‘Delhi Crime’ actor Shefali Shah on directing her first short film, isolation during the pandemic, and directing herself in the kind of roles she always wanted as an actor!

There are many ways to describe Shefali Shah – a gifted actor for one. And now with the release of the short films Someday and Happy Birthday Mummyji, a director to look out for as well. Shah, who has a great line-up of acting projects such as the web series Humans, the dark comedy Darlings – also Alia Bhatt’s debut as a producer – the social drama Doctor G and the second season of Delhi Crime, talks about turning director and her choices as an actor:

What would you say is your career-defining role?

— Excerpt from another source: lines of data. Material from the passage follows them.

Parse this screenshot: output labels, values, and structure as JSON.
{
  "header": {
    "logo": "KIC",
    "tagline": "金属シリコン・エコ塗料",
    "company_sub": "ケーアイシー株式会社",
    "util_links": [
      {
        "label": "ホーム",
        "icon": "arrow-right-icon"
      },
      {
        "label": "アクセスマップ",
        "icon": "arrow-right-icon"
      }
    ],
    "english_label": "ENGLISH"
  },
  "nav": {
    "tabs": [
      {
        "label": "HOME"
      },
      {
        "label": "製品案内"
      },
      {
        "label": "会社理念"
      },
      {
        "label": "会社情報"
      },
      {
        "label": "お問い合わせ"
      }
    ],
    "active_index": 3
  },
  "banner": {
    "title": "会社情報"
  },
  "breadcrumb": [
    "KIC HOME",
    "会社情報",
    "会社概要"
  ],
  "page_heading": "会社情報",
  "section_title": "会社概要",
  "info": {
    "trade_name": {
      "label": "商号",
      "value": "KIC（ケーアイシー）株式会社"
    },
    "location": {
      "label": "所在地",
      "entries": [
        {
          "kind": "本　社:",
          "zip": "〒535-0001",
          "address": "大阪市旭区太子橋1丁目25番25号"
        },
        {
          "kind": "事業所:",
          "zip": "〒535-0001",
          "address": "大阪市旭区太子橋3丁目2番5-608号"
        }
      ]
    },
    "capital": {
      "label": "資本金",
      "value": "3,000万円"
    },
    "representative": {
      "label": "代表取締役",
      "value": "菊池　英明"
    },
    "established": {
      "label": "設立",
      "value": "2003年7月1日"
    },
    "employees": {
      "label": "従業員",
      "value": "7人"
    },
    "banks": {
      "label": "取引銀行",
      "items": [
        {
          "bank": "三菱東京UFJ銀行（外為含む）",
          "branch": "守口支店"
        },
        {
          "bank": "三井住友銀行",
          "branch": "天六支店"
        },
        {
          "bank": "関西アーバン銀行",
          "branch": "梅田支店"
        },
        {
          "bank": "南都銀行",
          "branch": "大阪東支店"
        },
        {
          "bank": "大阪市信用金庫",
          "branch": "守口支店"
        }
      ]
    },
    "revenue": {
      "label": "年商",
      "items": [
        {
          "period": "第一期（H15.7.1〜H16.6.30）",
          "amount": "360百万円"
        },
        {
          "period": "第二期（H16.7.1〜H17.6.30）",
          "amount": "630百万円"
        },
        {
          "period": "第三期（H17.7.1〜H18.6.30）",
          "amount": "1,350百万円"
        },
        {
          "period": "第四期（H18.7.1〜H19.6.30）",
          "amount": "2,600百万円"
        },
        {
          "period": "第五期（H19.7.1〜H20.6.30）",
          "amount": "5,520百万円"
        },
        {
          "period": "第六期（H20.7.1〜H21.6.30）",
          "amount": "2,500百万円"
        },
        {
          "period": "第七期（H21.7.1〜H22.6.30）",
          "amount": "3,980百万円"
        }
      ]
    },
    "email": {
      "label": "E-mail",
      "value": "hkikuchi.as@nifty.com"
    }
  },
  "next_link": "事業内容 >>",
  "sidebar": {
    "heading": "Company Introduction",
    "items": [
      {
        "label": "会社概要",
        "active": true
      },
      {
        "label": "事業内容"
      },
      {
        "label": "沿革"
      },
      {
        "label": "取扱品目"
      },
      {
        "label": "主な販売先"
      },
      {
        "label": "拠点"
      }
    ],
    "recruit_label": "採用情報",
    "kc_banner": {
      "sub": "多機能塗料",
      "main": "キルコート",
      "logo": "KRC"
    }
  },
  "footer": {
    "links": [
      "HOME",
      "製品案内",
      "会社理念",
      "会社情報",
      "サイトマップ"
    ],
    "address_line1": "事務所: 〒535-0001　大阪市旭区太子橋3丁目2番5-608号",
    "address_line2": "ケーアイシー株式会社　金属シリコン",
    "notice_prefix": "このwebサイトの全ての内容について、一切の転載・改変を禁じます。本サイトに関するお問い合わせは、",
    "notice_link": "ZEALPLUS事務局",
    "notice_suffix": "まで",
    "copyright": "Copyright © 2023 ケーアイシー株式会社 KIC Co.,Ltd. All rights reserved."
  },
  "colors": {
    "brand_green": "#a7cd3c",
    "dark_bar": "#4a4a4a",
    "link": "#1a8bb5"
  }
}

I would say my career-defining role is Delhi Crime. It changed everything for me because it translated into the work I have been wanting to do. I’ve always been lucky to receive a lot of love and appreciation but it wasn’t translating into work. Delhi Crime changed that. People were ready to take a chance and put me in the central role. Writers want to write stuff for me and that’s fantastic.

You have been a part of some iconic movies such as ‘Rangeela’, ‘Satya’ and ‘Monsoon Wedding’. Do you ever look back upon your career and reflect on your choices?

There’s no point looking back at something that has already been done. At that point of time, I thought it was right and it worked. Whatever I wanted to do is coming my way now. Der aaye durust aaye. I have a fabulous line-up of projects. I am doing the kind of roles I want to do. I am playing central characters in brilliant scripts and I am very excited about them.

‘Happy Birthday Mummyji’ is your first directorial that the Indian audience are getting to watch. Your first short film as a director – ‘Someday’ – is doing the rounds of film festivals. Did the acceptance of your first film encourage you to direct another?

I wrote Someday and the plan was to write three or four other stories about isolation, almost like an anthology. I worked on Someday and Mummyji almost simultaneously. It is a different take on isolation.

Your work in ‘Juice’, ‘Delhi Crime’, ‘Once Again’ and more recently, ‘Ajeeb Daastaans’ has been widely appreciated. Do you feel that this is an amazing time for actors? 

Absolutely, OTT has opened horizons for all of us. It’s about creative content. It is no more about a hero and a heroine. It’s about actual actors and characters and performances. It has not only opened horizons for actors but all kinds of creative people. You can experiment, take chances, explore and exploit yourself and be driven by the fact that you’re going to be watched internationally. It’s fabulous.

Does being an actor help when you go behind the camera?

No, direction is a completely different ball game. Just because I am an actor doesn’t mean I will make a good director. It’s a lot of responsibility. As an actor I can go on set, do my bit, focus on myself and come back home. But as a director, one is working on various aspects simultaneously. It’s not just the creative aspect, you also have to keep in mind the financials, logistics and time constraints. At the same time, I didn’t want to compromise on the vision of my film. Since it was a short film, it had to be crisp, and it had to be worked out to a tee before I went on the set. So, I wouldn’t say that just because I am an actor, it gave me any leeway as a director.